Channel 4’s documentary Old People’s Home For Four Year Olds highlighted how important this intergenerational interaction is, with the children providing a break in the routine and reducing the risk of loneliness in older people. For children who may not interact as much with older adults, intergenerational activities help break the boundaries of age and encourage friendships with a larger age gap than usual.

There are multiple ideas perfect for intergenerational activities, especially in care homes. We’ve compiled our top five activities, which individuals of all generations are guaranteed to love.

Gardening is a fun and easy activity for individuals of all ages to enjoy. Planting colourful flowers and fragrant plants helps people with dementia to improve their senses, whilst getting some fresh air. Children will enjoy the straightforward routine of gardening, which is perfect for providing social interaction too. If any of your residents live with arthritis, try out our ergonomic gardening tools, which are designed to be used comfortably.

Music is a simple bonding method that also has therapeutic qualities. Listening to music encourages different generations to learn about each other’s music tastes, from classical and 1950s pop to current artists and nursery rhymes. This additionally encourages discussion and social interaction, which helps both generations to gain confidence when talking to each other.
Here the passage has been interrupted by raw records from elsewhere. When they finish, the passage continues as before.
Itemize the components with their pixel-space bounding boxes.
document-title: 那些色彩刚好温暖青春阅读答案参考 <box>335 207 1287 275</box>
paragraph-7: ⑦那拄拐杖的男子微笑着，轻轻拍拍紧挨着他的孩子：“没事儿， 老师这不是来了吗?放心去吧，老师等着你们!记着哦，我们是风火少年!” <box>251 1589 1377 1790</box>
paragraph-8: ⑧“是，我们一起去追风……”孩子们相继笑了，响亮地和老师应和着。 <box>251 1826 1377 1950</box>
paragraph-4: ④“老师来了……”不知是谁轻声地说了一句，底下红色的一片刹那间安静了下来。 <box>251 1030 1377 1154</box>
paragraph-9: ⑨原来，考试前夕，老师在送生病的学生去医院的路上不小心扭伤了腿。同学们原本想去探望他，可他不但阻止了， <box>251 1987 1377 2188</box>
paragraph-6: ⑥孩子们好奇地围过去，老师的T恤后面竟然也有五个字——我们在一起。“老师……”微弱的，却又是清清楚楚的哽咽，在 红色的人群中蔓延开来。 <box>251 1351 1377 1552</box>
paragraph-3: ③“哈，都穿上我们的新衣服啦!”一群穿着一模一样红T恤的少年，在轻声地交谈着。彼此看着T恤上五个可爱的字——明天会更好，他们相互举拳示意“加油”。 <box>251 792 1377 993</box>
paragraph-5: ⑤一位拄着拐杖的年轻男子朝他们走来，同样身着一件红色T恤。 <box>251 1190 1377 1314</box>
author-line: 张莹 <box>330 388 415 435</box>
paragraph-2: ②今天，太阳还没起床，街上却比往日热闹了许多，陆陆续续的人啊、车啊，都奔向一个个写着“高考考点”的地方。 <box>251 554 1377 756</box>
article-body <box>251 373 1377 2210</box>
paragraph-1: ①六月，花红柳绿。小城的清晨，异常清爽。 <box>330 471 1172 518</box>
Music has also been proven to help individuals with dementia to recall things like song lyrics, whilst older music from their childhood helps with reminiscence.

Arts and crafts projects are ideal for all generations to join in with, as you can make a number of fun items from baking to painting. When you’re choosing which arts and crafts to do, it’s a good idea to pick an activity that can be broken down into simple tasks that are easier for both your residents and visiting children to do. You could also theme your crafts to events and holidays, such as Christmas, Valentine’s Day or Bonfire Night, but always make sure to supervise everyone when using scissors or ovens.

Puzzles have been proven to help improve cognitive skills and increase focus, something which greatly benefits both younger and older individuals. Puzzles like jigsaws or ‘guess who’ games are ideal for teaching children how to play games and learn rules, whilst older individuals can exercise their brains and have fun working together to solve the puzzle. Additionally, puzzles can help to slow down dementia, as they help to improve memory, logic and reasoning. If you’re organising a jigsaw, it’s a good idea to choose one with large pieces, as they are easier to see and less of a choking hazard.

Colouring books are fun and therapeutic to use in intergenerational activities. Rather than use an adult colouring book which usually features quite intricate drawings, choose a book with simpler designs which will be easier for everyone to colour in. Coloured pencils are also easier and less messy to use than paints or pens, whilst everyone will love the bright and vivid hues. Colouring books are more suitable than just drawing, as it will guarantee neater results and is more straightforward.